Mercedes McCambridge: Giant (1956)
Saturday, March 12, 2016 at 12:12PM
Chris Feil in Giant, Mercedes McCambridge, Oscars (50s), Supporting Actress

Our second chapter of the Centennial Mercedes McCambridge celebration is also the second time Oscar celebrated her. She received her second and final nomination in Best Supporting Actress for Giant, a massive epic about social discrimination affecting a wealthy Texas ranching family. Here she's playing opposite massive stars Elizabeth Taylor, Rock Hudson, and James Dean (his final performance), but McCambridge still lingers over the film after her staunch matriarch Luz Benedict departs. She has perhaps only twenty minutes of screentime at the start of the film's sprawling length, it's a brief performance that the actress makes both broad and oddly complete.

You might call her performance wooden or inexpressive if you've never experienced this kind of woman in real life. The stoic inexpressiveness and static undercurrent of rage is eerily familiar if you're accustomed to this brand of southern woman, one who has been toughened up by a man's world and educated to hate. McCambridge respects the deliberate unknowability with which Luz wants to greet the world - this is a woman who has thrived on not letting anyone in to subvert her authority. She wears Luz's hatred (and self hatred?) like an impenetrable shield of armor, as her eyes offer the only suggestion of more brewing underneath the facade. More...

McCambridge had spoken of the toll taken on her by the hardened women she had played, and it's all right there in her weathered face. McCambridge's radio work might be the root of her being foremost praised for her vocal specificity, but her work in Giant is physically well-observed and smartly muted.

Luz is purposefully presented plainly against the star wattage glamour of Taylor's Leslie, but you sense the actress also modulating physically against the movie star. McCambridge thick dialect is flat against Taylor's vivid delivery, and McCambridge barely moves compared to Taylor's grace. Her behavior establishes the threat Luz sees on the arrival of her new sister-in-law and her ideas of acceptance, while remaining true to a woman not prone to physical flourish. Luz claims to hold sway with her Mexican farmhands with brute verbal control, but the actress does so with stillness during her brief screentime. There are no fireworks coming from their tension, for outright argument would mean that somehow Luz has already lost a piece of control.

That attempt at control is ultimately Luz's downfall as she forcefully tries to prove her dominance over the Mexican ranch hands she despises by riding the wildest horse. She's thrown from the horse impersonally off-screen, simultaneously losing both her battle for dominance and her individuality. In her death, director George Stevens shows the power of our hatred to define us over any other characteristic once we're gone. But it's McCambridge doing the character building to make sure the thesis sings.

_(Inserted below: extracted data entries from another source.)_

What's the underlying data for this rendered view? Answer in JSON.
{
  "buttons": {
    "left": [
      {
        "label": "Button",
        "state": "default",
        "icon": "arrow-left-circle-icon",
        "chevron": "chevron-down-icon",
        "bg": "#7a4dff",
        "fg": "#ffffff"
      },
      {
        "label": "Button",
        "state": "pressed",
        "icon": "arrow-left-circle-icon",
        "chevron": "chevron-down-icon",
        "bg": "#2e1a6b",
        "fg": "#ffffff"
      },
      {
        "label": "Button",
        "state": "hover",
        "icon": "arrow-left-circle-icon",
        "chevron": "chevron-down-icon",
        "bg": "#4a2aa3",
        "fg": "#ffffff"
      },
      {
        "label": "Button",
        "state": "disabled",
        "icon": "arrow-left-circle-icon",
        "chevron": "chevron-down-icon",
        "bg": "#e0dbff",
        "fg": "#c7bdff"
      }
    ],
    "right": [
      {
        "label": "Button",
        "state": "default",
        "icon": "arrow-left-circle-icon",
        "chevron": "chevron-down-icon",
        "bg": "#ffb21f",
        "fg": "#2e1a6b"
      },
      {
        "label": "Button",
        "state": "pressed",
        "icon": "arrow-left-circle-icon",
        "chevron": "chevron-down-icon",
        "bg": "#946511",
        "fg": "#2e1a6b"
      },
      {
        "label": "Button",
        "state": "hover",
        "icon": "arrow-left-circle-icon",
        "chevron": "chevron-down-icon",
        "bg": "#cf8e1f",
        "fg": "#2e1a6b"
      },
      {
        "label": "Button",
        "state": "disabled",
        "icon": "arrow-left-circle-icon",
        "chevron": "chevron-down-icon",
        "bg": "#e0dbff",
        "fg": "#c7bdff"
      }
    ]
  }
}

Ultimately, we're left with the internally unknowable within McCambridge's portrayal of Luz to tantalize us most. She enters the film unceremoniously, and exits just as visually insignificant, her cruelty robbing her of her own humanity. It's the frustrating experience of a compelling actress drawing the audience in just enough, but also working in tandem with the film to support the narrative by keeping us at arm's length. It's also a reminder and warning of what hatred can do to a person and their legacy - render them inert in life and insignificant in death.